Curious that someone looking to go f.i.r.e. would make that choice? Which of course is entirely your business and not really mine.
Hi Leo,
I’ve dreamed of owning this car for the last 12 years. It might not be the smartest financial choice, but I’ve been obsessed with it for so long that I just want one, haha.
When I was 22, I bought a second-hand Camry and still drive it today. That car saved me a fortune over the years, so I feel like I can justify spending big on the Tesla now.
Cheers
Hi AFB,
Twenty years ago I was nominated for the waiting list to join the MCC – Melbourne Cricket Club. I was excited about this but it was going to be a long wait. A few years ago I received a letter in the mail saying it was finally my turn to be admitted into this exclusive club. I was initially excited – until I read about all the yearly expenses and the criteria that was required to be met. In the end I realised there wasn’t enough value for me in joining and I passed up the offer. I’m now glad I made a rational decision.
I’ve been hearing and reading some very negative information about Tesla’s and EV’s. For example how the batteries only last a certain amount of time and are expensive to replace. How the car insurance costs are very high in general, and how the resale values drop quite a lot. So hopefully you go into this purchase objectively with your eyes wide open in the current day and not just from a dream from many years ago.
Hi,
Thanks for the reply, appreciate it.
Muz also made some valid points there.
Although life is to be lived and only you can decide what is important to you.

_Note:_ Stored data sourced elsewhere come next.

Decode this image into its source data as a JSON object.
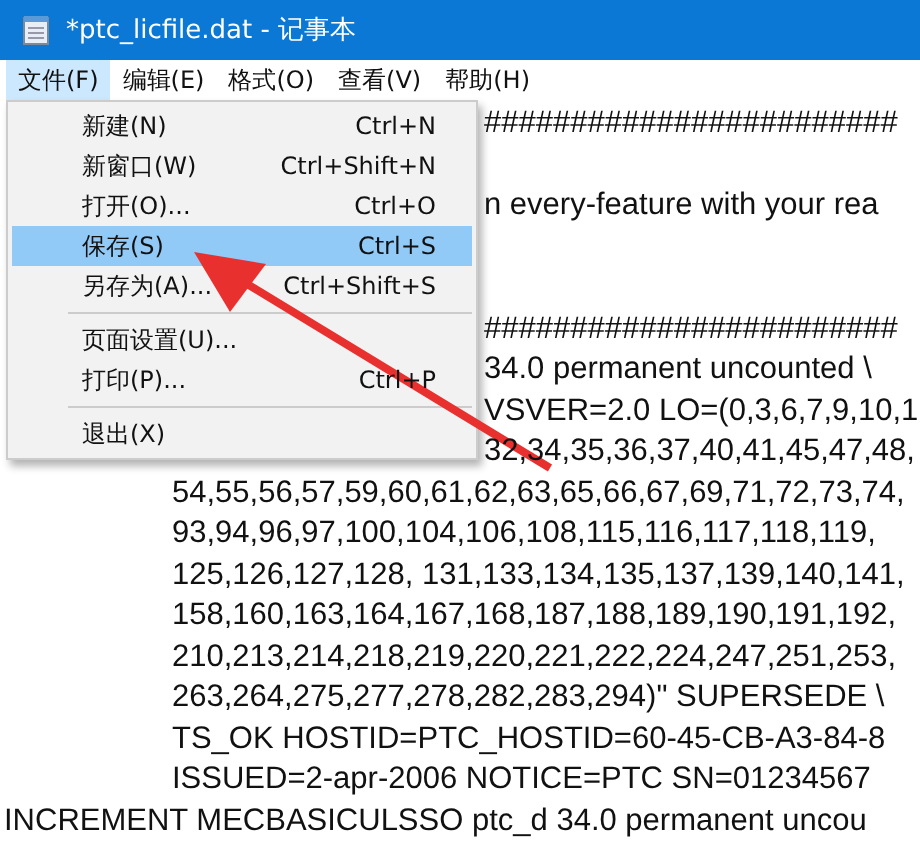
{
  "window": {
    "title": "*ptc_licfile.dat - 记事本"
  },
  "menu_bar": [
    {
      "label": "文件(F)",
      "selected": true
    },
    {
      "label": "编辑(E)",
      "selected": false
    },
    {
      "label": "格式(O)",
      "selected": false
    },
    {
      "label": "查看(V)",
      "selected": false
    },
    {
      "label": "帮助(H)",
      "selected": false
    }
  ],
  "file_menu": [
    {
      "kind": "item",
      "label": "新建(N)",
      "shortcut": "Ctrl+N",
      "selected": false
    },
    {
      "kind": "item",
      "label": "新窗口(W)",
      "shortcut": "Ctrl+Shift+N",
      "selected": false
    },
    {
      "kind": "item",
      "label": "打开(O)...",
      "shortcut": "Ctrl+O",
      "selected": false
    },
    {
      "kind": "item",
      "label": "保存(S)",
      "shortcut": "Ctrl+S",
      "selected": true
    },
    {
      "kind": "item",
      "label": "另存为(A)...",
      "shortcut": "Ctrl+Shift+S",
      "selected": false
    },
    {
      "kind": "separator"
    },
    {
      "kind": "item",
      "label": "页面设置(U)...",
      "selected": false
    },
    {
      "kind": "item",
      "label": "打印(P)...",
      "shortcut": "Ctrl+P",
      "selected": false
    },
    {
      "kind": "separator"
    },
    {
      "kind": "item",
      "label": "退出(X)",
      "selected": false
    }
  ],
  "editor_lines": [
    {
      "kind": "behind",
      "text": "########################"
    },
    {
      "kind": "blank"
    },
    {
      "kind": "behind",
      "text": "n every-feature with your rea"
    },
    {
      "kind": "blank"
    },
    {
      "kind": "blank"
    },
    {
      "kind": "behind",
      "text": "########################"
    },
    {
      "kind": "behind",
      "text": "34.0 permanent uncounted \\"
    },
    {
      "kind": "behind",
      "text": "VSVER=2.0 LO=(0,3,6,7,9,10,1"
    },
    {
      "kind": "behind",
      "text": "32,34,35,36,37,40,41,45,47,48,"
    },
    {
      "kind": "indented",
      "text": "54,55,56,57,59,60,61,62,63,65,66,67,69,71,72,73,74,"
    },
    {
      "kind": "indented",
      "text": "93,94,96,97,100,104,106,108,115,116,117,118,119,"
    },
    {
      "kind": "indented",
      "text": "125,126,127,128, 131,133,134,135,137,139,140,141,"
    },
    {
      "kind": "indented",
      "text": "158,160,163,164,167,168,187,188,189,190,191,192,"
    },
    {
      "kind": "indented",
      "text": "210,213,214,218,219,220,221,222,224,247,251,253,"
    },
    {
      "kind": "indented",
      "text": "263,264,275,277,278,282,283,294)\" SUPERSEDE \\"
    },
    {
      "kind": "indented",
      "text": "TS_OK HOSTID=PTC_HOSTID=60-45-CB-A3-84-8"
    },
    {
      "kind": "indented",
      "text": "ISSUED=2-apr-2006 NOTICE=PTC SN=01234567"
    },
    {
      "kind": "full",
      "text": "INCREMENT MECBASICULSSO ptc_d 34.0 permanent uncou"
    }
  ]
}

Might I suggest waiting a bit and buying one second hand to test out if it really is for you.
That way if you have to take a hit on it, the cost is limited.
From a cost benefit point of view your Camry (great choice by the way) is miles ahead of any current EV.
Cheers
Hi,
Just curious why your Aussie portion is > than international. Isn’t the biggest growth in international or are you just trying to capture the franking credits on the AU portion?
Also why not just sell either A200 or VAS and roll into 1 instead of having the 2 AU ETF’s? tax concerns?
Cheers
Ant
Hi Anthony,
We tend to prefer receiving dividends over selling shares. It’s not necessarily the most logical choice, but it just works for us on a psychological level.